Just when you think you have heard everything, you discover that
an amazing story (or ten) waits right around the corner…or on a farm in
Gilbert, Iowa. As the story begins, you feel like you’ve been launched seven
decades back in time. It was a bleak era; farming was beyond tough, and
many people had lost everything during the Great Depression.

Despite the economy and his lack of experience, Harold Upstill
decided that he was going to buy 80 acres and start farming. It was 1936
and many people were still unemployed across the country. Determined
to change the course of his family’s future, Harold paid $75 per acre for
his new land and worked hard to purchase an additional 240 acres, which
included a house, in 1949. The visionary decisions Harold and Mary Upstill
made during this time paved the way for their son, Gene, to one day take over the farmstead and care for the land.

Though he farmed alongside his father and dreamed of
working on the family land, Gene still sought a college education
and attended Iowa State University. “At the time I was
done at ISU, a lot of farm kids wanted to go back to the farm
but didn’t get to; I had that opportunity,” said Gene. “I’m one
of the few people that never looked for a job in my life!”

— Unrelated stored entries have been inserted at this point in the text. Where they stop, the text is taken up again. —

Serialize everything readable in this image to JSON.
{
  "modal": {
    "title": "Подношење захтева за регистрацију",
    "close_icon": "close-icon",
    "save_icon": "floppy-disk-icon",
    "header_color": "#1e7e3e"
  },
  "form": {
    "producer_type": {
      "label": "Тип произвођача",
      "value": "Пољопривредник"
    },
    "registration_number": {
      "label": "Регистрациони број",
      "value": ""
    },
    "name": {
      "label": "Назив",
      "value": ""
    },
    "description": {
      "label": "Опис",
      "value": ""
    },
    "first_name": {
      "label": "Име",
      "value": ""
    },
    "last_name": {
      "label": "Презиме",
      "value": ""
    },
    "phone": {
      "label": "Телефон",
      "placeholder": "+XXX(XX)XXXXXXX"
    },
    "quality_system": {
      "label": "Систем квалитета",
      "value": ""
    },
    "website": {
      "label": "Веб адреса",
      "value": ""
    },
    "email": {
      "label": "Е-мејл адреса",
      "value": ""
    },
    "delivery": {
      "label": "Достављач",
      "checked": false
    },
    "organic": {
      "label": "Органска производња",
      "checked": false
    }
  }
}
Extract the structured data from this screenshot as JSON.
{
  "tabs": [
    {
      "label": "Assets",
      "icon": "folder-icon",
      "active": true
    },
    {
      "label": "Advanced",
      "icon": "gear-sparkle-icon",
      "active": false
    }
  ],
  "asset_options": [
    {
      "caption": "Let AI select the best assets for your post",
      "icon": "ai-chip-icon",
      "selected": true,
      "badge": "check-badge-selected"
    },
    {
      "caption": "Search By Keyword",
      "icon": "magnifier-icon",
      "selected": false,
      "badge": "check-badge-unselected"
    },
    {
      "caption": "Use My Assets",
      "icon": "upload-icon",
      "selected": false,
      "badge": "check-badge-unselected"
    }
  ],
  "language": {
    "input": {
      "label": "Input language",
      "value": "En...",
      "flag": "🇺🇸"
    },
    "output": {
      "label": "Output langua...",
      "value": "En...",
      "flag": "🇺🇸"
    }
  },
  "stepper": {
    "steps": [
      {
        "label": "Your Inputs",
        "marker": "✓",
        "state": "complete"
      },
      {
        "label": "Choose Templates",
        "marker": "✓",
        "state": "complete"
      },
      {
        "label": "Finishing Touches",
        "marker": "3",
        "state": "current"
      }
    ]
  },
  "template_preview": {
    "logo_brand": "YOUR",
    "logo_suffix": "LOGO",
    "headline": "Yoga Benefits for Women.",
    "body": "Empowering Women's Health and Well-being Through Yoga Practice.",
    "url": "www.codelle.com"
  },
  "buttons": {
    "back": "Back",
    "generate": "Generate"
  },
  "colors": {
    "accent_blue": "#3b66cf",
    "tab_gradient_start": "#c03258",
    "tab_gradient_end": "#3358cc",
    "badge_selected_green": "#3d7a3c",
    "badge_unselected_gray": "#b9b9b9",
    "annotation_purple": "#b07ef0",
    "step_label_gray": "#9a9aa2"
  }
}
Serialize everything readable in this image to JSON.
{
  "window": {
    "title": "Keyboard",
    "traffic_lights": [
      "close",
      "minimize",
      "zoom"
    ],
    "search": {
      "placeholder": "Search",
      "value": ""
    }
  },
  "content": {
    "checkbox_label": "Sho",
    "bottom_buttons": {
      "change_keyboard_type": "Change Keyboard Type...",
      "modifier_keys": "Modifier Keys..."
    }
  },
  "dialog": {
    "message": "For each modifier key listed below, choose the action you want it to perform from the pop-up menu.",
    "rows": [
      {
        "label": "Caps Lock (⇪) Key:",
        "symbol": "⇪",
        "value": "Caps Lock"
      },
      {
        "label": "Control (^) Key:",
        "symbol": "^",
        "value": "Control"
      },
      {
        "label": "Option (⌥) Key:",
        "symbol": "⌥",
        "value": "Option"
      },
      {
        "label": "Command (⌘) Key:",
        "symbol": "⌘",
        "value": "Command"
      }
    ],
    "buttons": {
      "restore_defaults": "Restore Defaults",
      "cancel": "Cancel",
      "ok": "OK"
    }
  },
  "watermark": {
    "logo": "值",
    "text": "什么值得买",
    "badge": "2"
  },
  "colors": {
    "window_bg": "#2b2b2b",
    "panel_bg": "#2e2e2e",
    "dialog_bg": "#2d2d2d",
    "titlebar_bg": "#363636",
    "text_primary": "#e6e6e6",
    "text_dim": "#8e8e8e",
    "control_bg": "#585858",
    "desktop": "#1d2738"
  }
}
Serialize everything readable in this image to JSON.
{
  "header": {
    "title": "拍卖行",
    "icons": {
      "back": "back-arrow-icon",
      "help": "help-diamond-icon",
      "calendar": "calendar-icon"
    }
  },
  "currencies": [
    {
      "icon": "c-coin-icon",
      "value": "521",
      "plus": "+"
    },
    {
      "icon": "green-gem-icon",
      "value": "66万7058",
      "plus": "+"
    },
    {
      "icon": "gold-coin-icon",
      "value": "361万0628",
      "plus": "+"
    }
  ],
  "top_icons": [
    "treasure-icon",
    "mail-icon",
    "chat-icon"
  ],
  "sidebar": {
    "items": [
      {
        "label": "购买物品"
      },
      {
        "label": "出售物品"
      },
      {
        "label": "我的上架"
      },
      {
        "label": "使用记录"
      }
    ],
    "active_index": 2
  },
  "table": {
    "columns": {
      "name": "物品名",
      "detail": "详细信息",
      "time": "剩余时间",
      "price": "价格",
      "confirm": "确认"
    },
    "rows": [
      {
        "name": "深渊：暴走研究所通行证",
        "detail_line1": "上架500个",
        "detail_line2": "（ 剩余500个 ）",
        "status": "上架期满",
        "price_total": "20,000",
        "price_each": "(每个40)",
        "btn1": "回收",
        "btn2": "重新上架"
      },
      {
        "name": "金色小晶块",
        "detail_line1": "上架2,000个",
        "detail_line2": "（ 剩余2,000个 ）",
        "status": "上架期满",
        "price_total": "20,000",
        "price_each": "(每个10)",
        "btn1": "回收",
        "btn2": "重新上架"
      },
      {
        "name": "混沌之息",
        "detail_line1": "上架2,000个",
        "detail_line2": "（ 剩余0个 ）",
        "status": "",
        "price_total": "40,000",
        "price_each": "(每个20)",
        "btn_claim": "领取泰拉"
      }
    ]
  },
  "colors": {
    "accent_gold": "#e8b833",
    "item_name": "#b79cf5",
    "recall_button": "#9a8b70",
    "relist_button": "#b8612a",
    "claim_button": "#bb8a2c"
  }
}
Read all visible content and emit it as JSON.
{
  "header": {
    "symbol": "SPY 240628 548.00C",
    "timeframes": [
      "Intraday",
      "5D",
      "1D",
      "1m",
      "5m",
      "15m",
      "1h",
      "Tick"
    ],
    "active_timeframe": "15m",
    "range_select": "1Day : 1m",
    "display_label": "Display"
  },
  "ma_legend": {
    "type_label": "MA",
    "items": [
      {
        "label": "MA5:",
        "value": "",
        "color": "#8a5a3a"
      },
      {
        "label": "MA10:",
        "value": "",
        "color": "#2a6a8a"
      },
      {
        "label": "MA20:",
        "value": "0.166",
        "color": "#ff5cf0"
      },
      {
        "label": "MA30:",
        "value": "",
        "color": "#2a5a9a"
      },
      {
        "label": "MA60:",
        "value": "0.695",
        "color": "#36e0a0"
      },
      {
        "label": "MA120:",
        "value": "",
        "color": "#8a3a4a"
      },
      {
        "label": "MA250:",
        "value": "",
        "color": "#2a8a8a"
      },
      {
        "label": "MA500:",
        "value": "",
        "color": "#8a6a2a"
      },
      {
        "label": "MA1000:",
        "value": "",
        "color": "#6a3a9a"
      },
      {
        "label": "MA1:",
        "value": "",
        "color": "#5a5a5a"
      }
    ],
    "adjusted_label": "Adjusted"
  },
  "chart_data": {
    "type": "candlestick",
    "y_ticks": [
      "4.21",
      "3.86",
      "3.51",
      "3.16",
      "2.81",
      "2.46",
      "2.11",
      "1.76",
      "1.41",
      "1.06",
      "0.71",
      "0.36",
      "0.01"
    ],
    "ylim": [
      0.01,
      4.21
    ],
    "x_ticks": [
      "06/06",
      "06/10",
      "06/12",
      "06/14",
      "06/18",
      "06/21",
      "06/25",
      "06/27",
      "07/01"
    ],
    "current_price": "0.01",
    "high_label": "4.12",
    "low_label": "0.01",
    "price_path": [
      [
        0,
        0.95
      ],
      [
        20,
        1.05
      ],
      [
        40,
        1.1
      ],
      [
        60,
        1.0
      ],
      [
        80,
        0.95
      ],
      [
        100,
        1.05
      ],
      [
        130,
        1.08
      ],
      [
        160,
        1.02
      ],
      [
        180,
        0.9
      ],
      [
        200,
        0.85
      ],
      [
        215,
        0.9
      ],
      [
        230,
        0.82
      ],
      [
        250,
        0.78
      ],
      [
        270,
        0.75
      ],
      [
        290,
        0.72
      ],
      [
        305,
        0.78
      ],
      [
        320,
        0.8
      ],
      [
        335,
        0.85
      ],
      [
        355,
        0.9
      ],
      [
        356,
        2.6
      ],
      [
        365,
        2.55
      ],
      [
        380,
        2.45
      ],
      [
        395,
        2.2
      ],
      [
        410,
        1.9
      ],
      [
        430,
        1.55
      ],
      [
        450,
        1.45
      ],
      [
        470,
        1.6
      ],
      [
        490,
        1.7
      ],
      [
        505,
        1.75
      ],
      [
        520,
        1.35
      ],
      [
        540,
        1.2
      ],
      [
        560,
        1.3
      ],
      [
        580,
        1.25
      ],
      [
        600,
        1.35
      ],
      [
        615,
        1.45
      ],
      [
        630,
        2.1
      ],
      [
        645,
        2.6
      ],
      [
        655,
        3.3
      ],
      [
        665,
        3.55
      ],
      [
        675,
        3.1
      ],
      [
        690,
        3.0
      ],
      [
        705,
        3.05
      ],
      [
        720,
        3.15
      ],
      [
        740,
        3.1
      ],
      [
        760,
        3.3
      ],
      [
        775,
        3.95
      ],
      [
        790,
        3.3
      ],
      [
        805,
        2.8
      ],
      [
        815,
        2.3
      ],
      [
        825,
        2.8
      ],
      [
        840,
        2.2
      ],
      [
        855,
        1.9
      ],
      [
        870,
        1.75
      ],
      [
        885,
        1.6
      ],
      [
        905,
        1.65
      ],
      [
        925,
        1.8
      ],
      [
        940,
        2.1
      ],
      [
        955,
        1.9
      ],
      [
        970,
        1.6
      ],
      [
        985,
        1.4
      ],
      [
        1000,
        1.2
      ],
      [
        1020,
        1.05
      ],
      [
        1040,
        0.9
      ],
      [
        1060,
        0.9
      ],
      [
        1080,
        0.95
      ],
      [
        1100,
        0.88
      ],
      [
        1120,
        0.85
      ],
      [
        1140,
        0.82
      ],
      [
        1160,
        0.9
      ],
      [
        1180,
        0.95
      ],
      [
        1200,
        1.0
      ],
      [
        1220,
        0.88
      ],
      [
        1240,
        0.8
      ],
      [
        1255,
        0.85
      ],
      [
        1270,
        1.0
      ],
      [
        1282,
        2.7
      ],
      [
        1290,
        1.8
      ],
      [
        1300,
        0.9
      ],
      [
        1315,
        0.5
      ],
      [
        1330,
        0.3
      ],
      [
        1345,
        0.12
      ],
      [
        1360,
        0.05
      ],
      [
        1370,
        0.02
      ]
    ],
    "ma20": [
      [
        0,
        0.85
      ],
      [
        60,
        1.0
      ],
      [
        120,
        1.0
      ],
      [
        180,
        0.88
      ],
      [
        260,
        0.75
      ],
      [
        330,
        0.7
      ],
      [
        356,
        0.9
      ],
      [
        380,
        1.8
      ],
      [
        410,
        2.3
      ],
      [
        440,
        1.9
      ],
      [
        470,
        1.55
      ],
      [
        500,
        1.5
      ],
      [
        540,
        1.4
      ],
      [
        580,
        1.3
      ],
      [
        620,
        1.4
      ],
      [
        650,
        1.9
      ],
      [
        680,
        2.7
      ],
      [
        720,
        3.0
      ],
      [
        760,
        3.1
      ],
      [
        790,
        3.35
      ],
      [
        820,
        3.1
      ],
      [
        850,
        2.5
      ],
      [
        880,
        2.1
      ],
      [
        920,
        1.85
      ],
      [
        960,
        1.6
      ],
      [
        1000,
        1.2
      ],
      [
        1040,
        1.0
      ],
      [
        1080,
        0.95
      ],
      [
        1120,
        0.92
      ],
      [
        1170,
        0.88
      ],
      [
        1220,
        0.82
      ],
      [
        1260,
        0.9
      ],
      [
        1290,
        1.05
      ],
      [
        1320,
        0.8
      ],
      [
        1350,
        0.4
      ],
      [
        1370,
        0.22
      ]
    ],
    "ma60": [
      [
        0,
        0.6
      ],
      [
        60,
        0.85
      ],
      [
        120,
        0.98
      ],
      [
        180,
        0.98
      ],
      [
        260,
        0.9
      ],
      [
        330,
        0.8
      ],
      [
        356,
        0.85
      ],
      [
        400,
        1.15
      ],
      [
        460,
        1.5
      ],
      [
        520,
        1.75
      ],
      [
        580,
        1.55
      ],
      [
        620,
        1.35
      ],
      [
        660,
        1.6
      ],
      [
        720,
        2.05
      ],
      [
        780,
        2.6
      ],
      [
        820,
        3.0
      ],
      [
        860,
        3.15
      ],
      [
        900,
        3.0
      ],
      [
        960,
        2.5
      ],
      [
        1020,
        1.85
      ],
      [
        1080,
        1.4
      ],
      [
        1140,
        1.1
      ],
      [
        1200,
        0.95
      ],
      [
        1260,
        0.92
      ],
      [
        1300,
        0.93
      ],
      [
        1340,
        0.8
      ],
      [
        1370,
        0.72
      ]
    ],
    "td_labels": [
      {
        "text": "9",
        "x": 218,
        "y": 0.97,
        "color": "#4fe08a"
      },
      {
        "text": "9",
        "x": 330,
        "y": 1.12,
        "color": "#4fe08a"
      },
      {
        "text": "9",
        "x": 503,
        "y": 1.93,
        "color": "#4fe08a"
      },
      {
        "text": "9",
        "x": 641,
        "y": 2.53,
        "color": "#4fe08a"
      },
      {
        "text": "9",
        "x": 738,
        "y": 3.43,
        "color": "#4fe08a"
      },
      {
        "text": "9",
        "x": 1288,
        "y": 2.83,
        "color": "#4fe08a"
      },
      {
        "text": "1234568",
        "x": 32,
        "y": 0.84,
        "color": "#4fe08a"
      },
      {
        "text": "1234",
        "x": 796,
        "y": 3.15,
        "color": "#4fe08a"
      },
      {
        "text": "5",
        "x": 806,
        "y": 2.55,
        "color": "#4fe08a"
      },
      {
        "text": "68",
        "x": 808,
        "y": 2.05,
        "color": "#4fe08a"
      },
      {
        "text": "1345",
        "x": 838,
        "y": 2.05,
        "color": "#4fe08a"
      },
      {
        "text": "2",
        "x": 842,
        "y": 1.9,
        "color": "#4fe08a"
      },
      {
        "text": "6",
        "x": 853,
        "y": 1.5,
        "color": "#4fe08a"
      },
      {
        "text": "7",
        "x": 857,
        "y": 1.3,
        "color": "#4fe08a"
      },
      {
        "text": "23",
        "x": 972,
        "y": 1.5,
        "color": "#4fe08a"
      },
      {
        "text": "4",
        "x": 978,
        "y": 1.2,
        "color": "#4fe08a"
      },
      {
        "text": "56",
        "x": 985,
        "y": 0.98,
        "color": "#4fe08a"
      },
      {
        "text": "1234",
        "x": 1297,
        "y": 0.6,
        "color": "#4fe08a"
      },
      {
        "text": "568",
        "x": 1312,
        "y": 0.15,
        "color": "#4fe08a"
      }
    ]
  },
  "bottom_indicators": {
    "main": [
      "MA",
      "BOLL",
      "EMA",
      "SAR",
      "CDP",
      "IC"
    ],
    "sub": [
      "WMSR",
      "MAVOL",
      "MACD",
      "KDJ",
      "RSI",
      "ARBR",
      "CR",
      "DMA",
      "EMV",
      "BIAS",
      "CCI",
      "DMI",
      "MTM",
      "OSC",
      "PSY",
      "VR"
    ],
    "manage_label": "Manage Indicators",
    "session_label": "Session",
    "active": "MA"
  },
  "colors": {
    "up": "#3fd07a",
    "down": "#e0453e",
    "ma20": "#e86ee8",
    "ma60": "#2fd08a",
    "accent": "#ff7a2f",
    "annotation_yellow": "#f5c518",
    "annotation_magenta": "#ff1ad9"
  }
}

Now sharing in the family’s decision-making process
regarding the farm, Gene was introduced to the cooperative
world when he attended his first annual meeting of the
Gilbert Co-op in 1961. One year later, he was elected to the
board. “The next morning, the Board President and Secretary
came to my house and said, ‘Now that you have been
elected to the board, you better be a member!’” remembered
Gene. “So there began the next 17 years of my life, serving
three different co-ops through mergers.”

Serving as Board President for many years, Gene
guided members through mergers of the Gilbert Co-op, first
to the Farmers Cooperative Grain Co. of Story City, then
later to the Heart of Iowa Cooperative of Roland. During his
leadership years, he saw the introduction of many products
and services to the Ag industry, everything from anhydrous
ammonia to the evolution of machinery. “I guess my claim
to fame is I am the last surviving board member of the old
Gilbert Co-op,” said Gene.

Today, Gene is still actively making farming decisions,
but he decided long ago that he needed a hobby. In 1991,
Gene bought his first classic car—a 1951 Studebaker. He fell
in love with being a collector, historian and storyteller. After
constructing specific garages for his cars, Gene built up a
collection of 19 classic cars at his home plus a few tractors,
including his father’s first Super M. The “Upstill museum”
is something that has unexpectedly grown over the years.
Gene enjoys giving regular tours and is proud of showing
off his personal collection of history.